Even with all of this preparation, the final night before the race can be taxing. Garro and Norman both said that athletes need to be off their feet as long as they can, even if that doesn’t mean they are sleeping. Things can often be so tense that athletes get very little sleep the night immediately before the race, Norman said. However, if they have proper sleep in the days leading up to it that can be ok as long as the athlete stays off their feet.

“Don’t walk around, get in bed even if you cannot sleep,” Garro said. “Work on breathing techniques, relax, deep breaths, think about something else. Take out all those thoughts and very likely you will fall asleep. Even if that doesn’t work, it’s better to be in bed relaxed than walking around or on a computer.”

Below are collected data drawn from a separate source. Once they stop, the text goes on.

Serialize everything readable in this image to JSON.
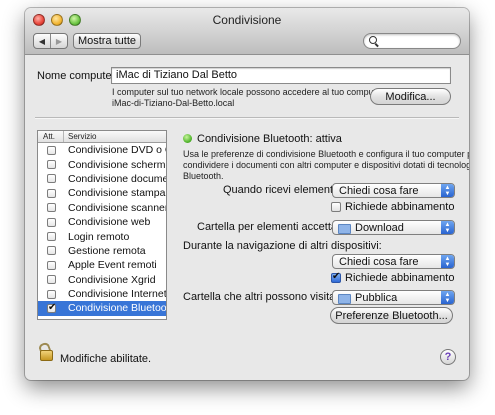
{
  "window": {
    "title": "Condivisione"
  },
  "toolbar": {
    "back_label": "◀",
    "forward_label": "▶",
    "show_all_label": "Mostra tutte",
    "search_placeholder": ""
  },
  "computer_name": {
    "label": "Nome computer:",
    "value": "iMac di Tiziano Dal Betto",
    "info_line1": "I computer sul tuo network locale possono accedere al tuo computer su:",
    "info_line2": "iMac-di-Tiziano-Dal-Betto.local",
    "edit_button": "Modifica..."
  },
  "services": {
    "col_on": "Att.",
    "col_service": "Servizio",
    "items": [
      {
        "label": "Condivisione DVD o CD",
        "checked": false,
        "selected": false
      },
      {
        "label": "Condivisione schermo",
        "checked": false,
        "selected": false
      },
      {
        "label": "Condivisione documenti",
        "checked": false,
        "selected": false
      },
      {
        "label": "Condivisione stampante",
        "checked": false,
        "selected": false
      },
      {
        "label": "Condivisione scanner",
        "checked": false,
        "selected": false
      },
      {
        "label": "Condivisione web",
        "checked": false,
        "selected": false
      },
      {
        "label": "Login remoto",
        "checked": false,
        "selected": false
      },
      {
        "label": "Gestione remota",
        "checked": false,
        "selected": false
      },
      {
        "label": "Apple Event remoti",
        "checked": false,
        "selected": false
      },
      {
        "label": "Condivisione Xgrid",
        "checked": false,
        "selected": false
      },
      {
        "label": "Condivisione Internet",
        "checked": false,
        "selected": false
      },
      {
        "label": "Condivisione Bluetooth",
        "checked": true,
        "selected": true
      }
    ]
  },
  "bluetooth": {
    "status": "Condivisione Bluetooth: attiva",
    "description_line1": "Usa le preferenze di condivisione Bluetooth e configura il tuo computer per",
    "description_line2": "condividere i documenti con altri computer e dispositivi dotati di tecnologia",
    "description_line3": "Bluetooth.",
    "receive_label": "Quando ricevi elementi:",
    "receive_value": "Chiedi cosa fare",
    "receive_pairing_label": "Richiede abbinamento",
    "receive_pairing_checked": false,
    "accepted_folder_label": "Cartella per elementi accettati:",
    "accepted_folder_value": "Download",
    "browse_label": "Durante la navigazione di altri dispositivi:",
    "browse_value": "Chiedi cosa fare",
    "browse_pairing_label": "Richiede abbinamento",
    "browse_pairing_checked": true,
    "visit_folder_label": "Cartella che altri possono visitare:",
    "visit_folder_value": "Pubblica",
    "prefs_button": "Preferenze Bluetooth..."
  },
  "footer": {
    "lock_text": "Modifiche abilitate.",
    "help_label": "?"
  },
  "colors": {
    "selection": "#3875d7",
    "status_green": "#4fb32a",
    "popup_arrow": "#2a64d0"
  }
}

In addition to the required Expo course talk, Norman said he invites all triathletes to hear him talk about the race on Friday. Norman will be speaking at the Fleet Feet Sports Old Town store from 6 to 8pm. Not only will he cover all of his final tips, but he said he will be available to answer questions.

Garro, who will be competing in the Chicago Triathlon as well, said once the race starts the stress melts away. Athletes will hit the water and become focused on the race, she said, and should only worry about racing against their own time. In the end, it’s about remembering not only what got the athletes there, but why they are there.

“My advice to everyone is never forget that you are doing this because you like it and you want to enjoy it,” Garro said. “That is the main reason we are doing it. So there are no worries about it, sometimes that helps when people forget why they signed up.”